Erratum to: Design of the INTEGRATE study: effectiveness and cost-effectiveness of a cardiometabolic risk assessment and treatment program integrated in primary care
- Ilse F Badenbroek†1, 2Email author,
- Daphne M Stol†2, 1,
- Marcus MJ Nielen1,
- Monika Hollander2,
- Roderik A Kraaijenhagen3,
- G Ardine de Wit2, 4,
- François G Schellevis1, 5 and
- Niek J de Wit2
© Badenbroek et al. 2016
Received: 23 March 2016
Accepted: 23 March 2016
Published: 6 April 2016
The original article was published in BMC Family Practice 2014 15:90
The INTEGRATE study investigates the effectiveness and cost-effectiveness of a “Personalized Prevention Approach for Cardiometabolic risk” (PPA CMR). This is a combination of an online risk estimation as used in the Dutch guideline ‘the Prevention consultation’ (Dutch PC-guideline)  and a tailored lifestyle intervention. The different steps of PPA CMR are described in our protocol .
First results INTEGRATE
The first interim analysis in October 2014 in 11 practices showed expected response rates of 40 % on the first step. However, the results of the online risk estimation (step 2) were different than expected. Only 27 % of the participants had a score above threshold and was eligible for the third step. This is far less than the 60 % that we had expected, based on results of the pilot study in 2009 . As a consequence, only half of the expected participants proceeds to step 3 of the intervention (additional measurements).
The explanation for the difference between the findings is a slight change in the algorithm of the risk score used for the 2011 Dutch PC-guideline as compared to the algorithm used in the 2009 pilot study. According to information provided by the guideline team of Dutch College of GPs, responsible for the guideline, the risk score calculation was reassessed before publication in the Dutch PC-guideline.
The assumptions made for the sample size calculation for the INTEGRATE study are based on the results of the risk score calculation in the pilot study.
The guideline authors and the INTEGRATE research team conclude that there is a chance that the risk score calculation as used in the INTEGRATE study could lead to a number of misclassified participants at moderate risk for cardiometabolic diseases (CMD) who score under the threshold. To study this, we have decided to adapt the study protocol.
Amendment in protocol
In addition to our published protocol we will perform additional measurements in a selection of participants with scores below threshold in April and June 2016. We will invite this group for the same intervention as the participants with a score above threshold.
a family history of cardiovascular disease
smokers aged 50 and older
The results will show the number of newly detected CMD and CMD risk factors in a subgroup of participants with scores below threshold.

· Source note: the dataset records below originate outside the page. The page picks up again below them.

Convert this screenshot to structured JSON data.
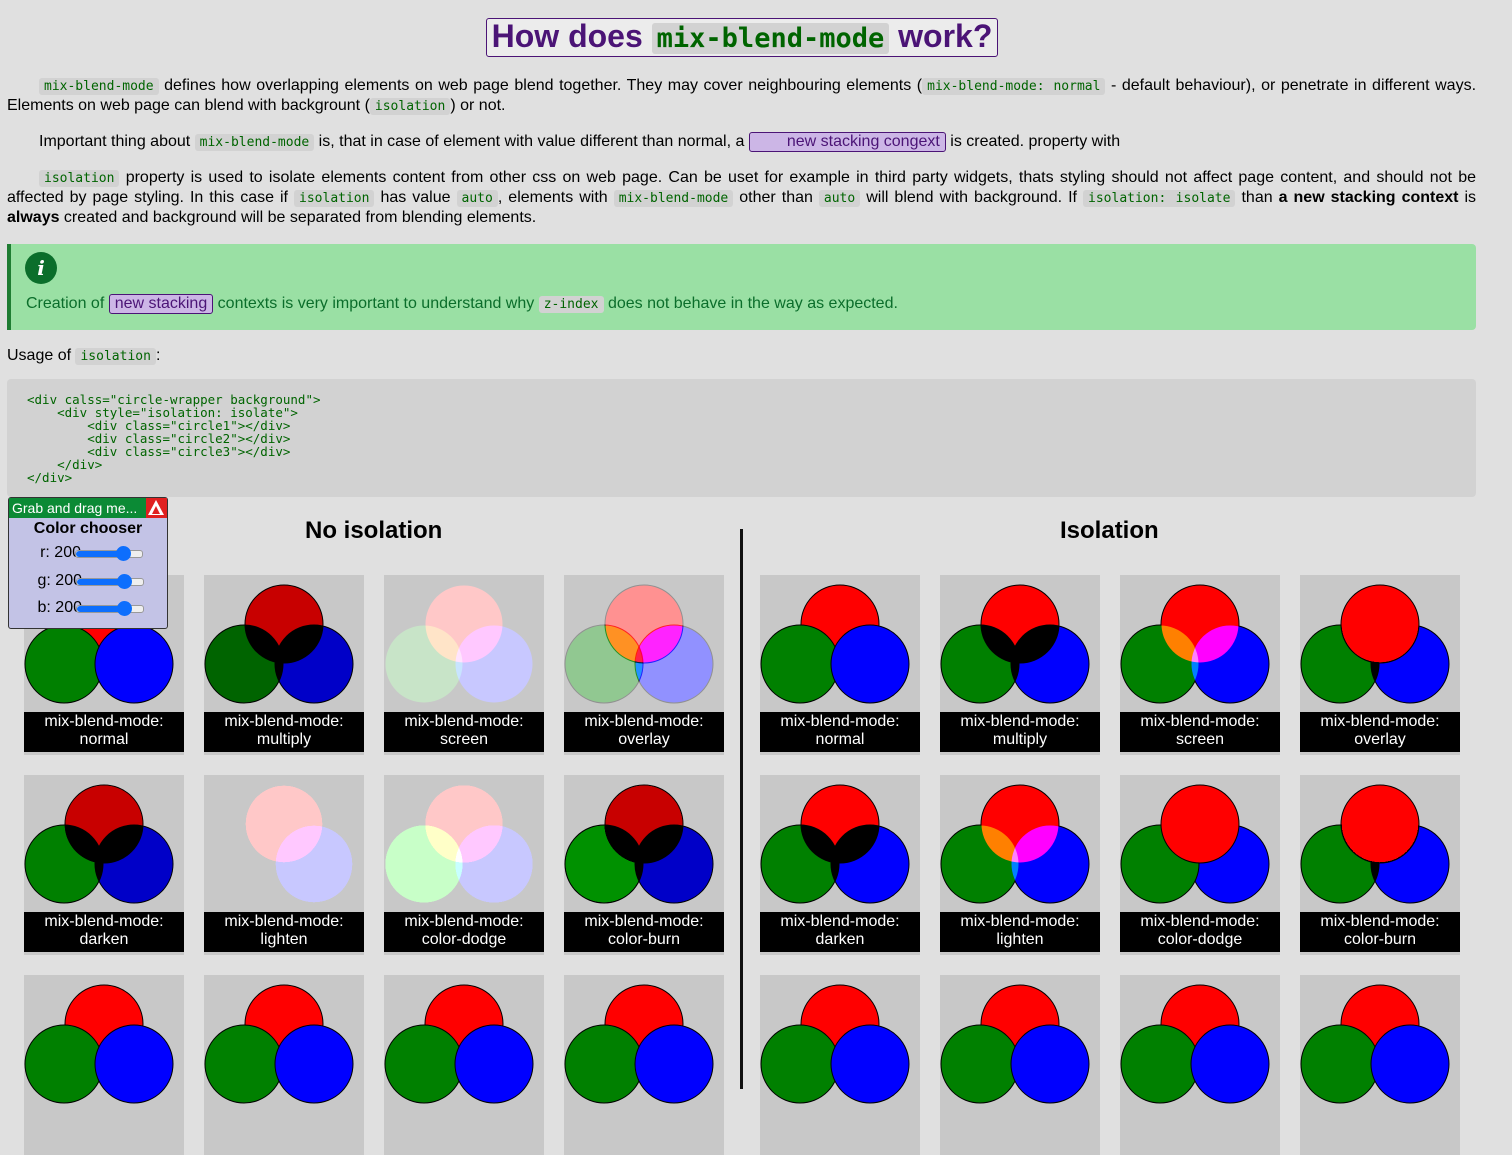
{
  "title": {
    "pre": "How does ",
    "code": "mix-blend-mode",
    "post": " work?"
  },
  "p1": {
    "c1": "mix-blend-mode",
    "t1": " defines how overlapping elements on web page blend together. They may cover neighbouring elements (",
    "c2": "mix-blend-mode: normal",
    "t2": " - default behaviour), or penetrate in different ways. Elements on web page can blend with backgrount (",
    "c3": "isolation",
    "t3": ") or not."
  },
  "p2": {
    "t1": "Important thing about ",
    "c1": "mix-blend-mode",
    "t2": " is, that in case of element with value different than normal, a ",
    "link": "new stacking congext",
    "t3": " is created. property with"
  },
  "p3": {
    "c1": "isolation",
    "t1": " property is used to isolate elements content from other css on web page. Can be uset for example in third party widgets, thats styling should not affect page content, and should not be affected by page styling. In this case if ",
    "c2": "isolation",
    "t2": " has value ",
    "c3": "auto",
    "t3": ", elements with ",
    "c4": "mix-blend-mode",
    "t4": " other than ",
    "c5": "auto",
    "t5": " will blend with background. If ",
    "c6": "isolation: isolate",
    "t6": " than ",
    "b1": "a new stacking context",
    "t7": " is ",
    "b2": "always",
    "t8": " created and background will be separated from blending elements."
  },
  "info": {
    "icon": "info-icon",
    "t1": "Creation of ",
    "link": "new stacking",
    "t2": " contexts is very important to understand why ",
    "c1": "z-index",
    "t3": " does not behave in the way as expected."
  },
  "usage": {
    "t1": "Usage of ",
    "c1": "isolation",
    "t2": ":"
  },
  "code_sample": "<div calss=\"circle-wrapper background\">\n    <div style=\"isolation: isolate\">\n        <div class=\"circle1\"></div>\n        <div class=\"circle2\"></div>\n        <div class=\"circle3\"></div>\n    </div>\n</div>",
  "sections": {
    "left": "No isolation",
    "right": "Isolation"
  },
  "label_prefix": "mix-blend-mode:",
  "modes": [
    "normal",
    "multiply",
    "screen",
    "overlay",
    "darken",
    "lighten",
    "color-dodge",
    "color-burn",
    "",
    "",
    "",
    ""
  ],
  "colors": {
    "background": "#c8c8c8",
    "red": "#ff0000",
    "green": "#008000",
    "blue": "#0000ff"
  },
  "chooser": {
    "header": "Grab and drag me...",
    "title": "Color chooser",
    "collapse_icon": "warning-triangle-icon",
    "sliders": [
      {
        "label": "r: 200",
        "value": 200,
        "max": 255
      },
      {
        "label": "g: 200",
        "value": 200,
        "max": 255
      },
      {
        "label": "b: 200",
        "value": 200,
        "max": 255
      }
    ]
  }
}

Sensitivity analyses will show in what range the risk estimation is most (cost-) effective. Based on these results we will be able to give advice whether to reassess the threshold of the risk score in the Dutch PC guideline.
The aim of the study remains unchanged: “the effectiveness and cost-effectiveness of a cardiometabolic risk assessment and treatment program integrated in primary care”.
The sample size calculation is no longer applicable. The intervention group will be smaller than expected in the original protocol. This has consequences for the power of the study. The study might not have sufficient power to detect a difference in the number of smokers. However, the study will have sufficient power to detect differences in the other CMD risk factors such as BMI and blood pressure.
The cost-effectiveness analysis will be performed according to plan
Additional measurements will be performed in the last two groups of study participants in April and June 2016 (eligible participants n = 10.000) with risk scores below threshold and aforementioned risk factors for CMD.
Ethics and funding bodies
The described amendment in our protocol was approved by the UMC Utrecht Institutional Review Board and exempted from full assessment under the Medical Research involving human subjects Act.
We have received additional funding by ZonMw (The Netherlands organization for Health Research and development), Lekker Lang Leven (a collaboration of the Dutch Diabetes Research Foundation, the Dutch Heart Foundation and the Dutch Kidney foundation) and Innovatiefonds Zorgverzekeraars (Healthcare Insurance Innovation Fund) to compensate for the 6 month delay and the costs for the additional measurements. The Dutch College of GPs who developed the Dutch PC-guideline fully supports the amendment made in our protocol.
The amendment in the protocol is in our opinion the best solution to guarantee the validity of the INTEGRATE study. The aim of our study remains unchanged. However, the amendment will enable us to establish the optimal and most cost-effective threshold for the online risk estimation. Furthermore it gives us the opportunity to advice the Dutch College of GP’s how to improve the Dutch PC-guideline.